2. Acts of service means there’s always homemade food on the table.
Perhaps the most common way Latina moms show love is through their cooking. Influencer Maya said, “Whenever I’m sick or not feeling well my mom will cook one of my favorite meals or desserts para “consentirme.”
An immigrant mom’s care will even go as far as having daily meals made for you. Just ask Jessica Luna, a marketing analyst for Net Influencer with a Mexican background. She told mitú: “When I get home, she always prepares my meal without me asking, and before I go to work.” Luna’s mom even has a “lunchbox ready with some delicious snacks” for her. And when Luna feels bad, her mom “makes a delicious hot soup.”
In other words, no one competes with a Latina mom’s acts of selfless service. But Latinx kids and adult children know that it’s not always arco iris y mariposas when it comes to immigrant moms showing love. Sometimes, tough love is on the menu.
3. Physical touch is very important — but facial gestures are where the magic happens.
There’s no lying in a Latinx household. Do not even try. Because when you do, rest assured your conscience won’t let you sleep at night.
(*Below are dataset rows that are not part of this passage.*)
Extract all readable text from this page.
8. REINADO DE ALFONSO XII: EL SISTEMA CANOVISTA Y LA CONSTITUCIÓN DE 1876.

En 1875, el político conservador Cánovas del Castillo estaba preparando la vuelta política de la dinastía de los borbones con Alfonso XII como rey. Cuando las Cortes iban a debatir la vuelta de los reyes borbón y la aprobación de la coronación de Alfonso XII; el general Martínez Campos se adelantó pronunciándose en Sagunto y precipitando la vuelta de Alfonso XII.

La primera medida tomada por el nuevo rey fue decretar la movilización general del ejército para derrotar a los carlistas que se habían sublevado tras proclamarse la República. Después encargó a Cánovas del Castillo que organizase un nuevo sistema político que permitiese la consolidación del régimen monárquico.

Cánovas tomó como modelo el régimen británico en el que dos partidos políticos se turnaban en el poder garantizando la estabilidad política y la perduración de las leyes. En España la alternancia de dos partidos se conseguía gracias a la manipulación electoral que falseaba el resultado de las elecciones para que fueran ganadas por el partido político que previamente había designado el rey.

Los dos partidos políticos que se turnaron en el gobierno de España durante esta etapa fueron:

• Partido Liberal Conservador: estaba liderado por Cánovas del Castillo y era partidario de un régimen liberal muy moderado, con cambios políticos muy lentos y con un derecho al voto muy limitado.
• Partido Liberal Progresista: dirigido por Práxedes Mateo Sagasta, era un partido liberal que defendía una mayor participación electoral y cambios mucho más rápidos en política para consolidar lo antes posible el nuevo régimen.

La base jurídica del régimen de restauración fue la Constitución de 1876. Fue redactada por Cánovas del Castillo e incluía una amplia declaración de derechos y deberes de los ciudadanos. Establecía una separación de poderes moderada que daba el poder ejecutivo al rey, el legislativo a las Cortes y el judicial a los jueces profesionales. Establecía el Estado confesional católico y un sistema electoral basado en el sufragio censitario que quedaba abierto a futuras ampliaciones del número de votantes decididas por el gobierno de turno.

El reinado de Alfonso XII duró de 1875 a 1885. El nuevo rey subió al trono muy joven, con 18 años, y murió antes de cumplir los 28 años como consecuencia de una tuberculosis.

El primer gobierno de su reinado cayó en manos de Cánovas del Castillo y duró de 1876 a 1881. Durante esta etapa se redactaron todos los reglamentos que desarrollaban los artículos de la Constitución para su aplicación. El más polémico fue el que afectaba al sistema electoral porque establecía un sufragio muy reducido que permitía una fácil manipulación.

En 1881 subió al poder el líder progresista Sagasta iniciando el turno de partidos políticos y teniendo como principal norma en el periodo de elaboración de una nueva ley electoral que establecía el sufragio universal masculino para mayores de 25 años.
Brazilian editor and creator of Her Bones, Thalita Ferraz, dissected this further, telling mitú: “I don’t know how universal this is, but in my family, if you’re caught lying or making excuses or just being dishonest in any way to our moms, they give us the eyebrow. It basically means ‘I love you, but that’s bull and we both know it — do better’ all in the raise of a single eyebrow.
Ferraz feels like Latinas are queens of non-verbal communication, no matter how loud we can also be. Sometimes our gestures speak for us when we don’t know what to say. Well, when we want to hold back what we have to say.
4. Gifts are given at any celebration, big or small.
It’s a good thing that actions speak louder than words, because Latinx celebrations are so loud that typically words can’t be heard anyway. And that goes for any big or small reason to celebrate.
“No matter what [my mom] will always make time to be there for any event of our lives, birthdays, career or personal milestones, anything for my two daughters as well,” explains beauty influencer Yasmin Maya.
Whether the event is as big as graduating college or as small as a new hairdo, Latina moms will always find a way to celebrate any piece of life.
5. Word of affirmation are more like reality checks.
There’s nothing fluffy when it comes to speaking the truth in a Latinx household. You’ll get it straight as a tequila shot. Ferraz’s Brazilian mom is a prime example of passing out reality checks using the phrase “eso no es cosa de niñas” (that’s not a girl thing) that she repeats to Ferraz still to this day.
“The number of times I heard this as a child, and continue to hear it even as a grown-up is immeasurable!“ she shares.
That said, every Latina mom has her own unique set of Latina mom love languages. What are some that standout for you?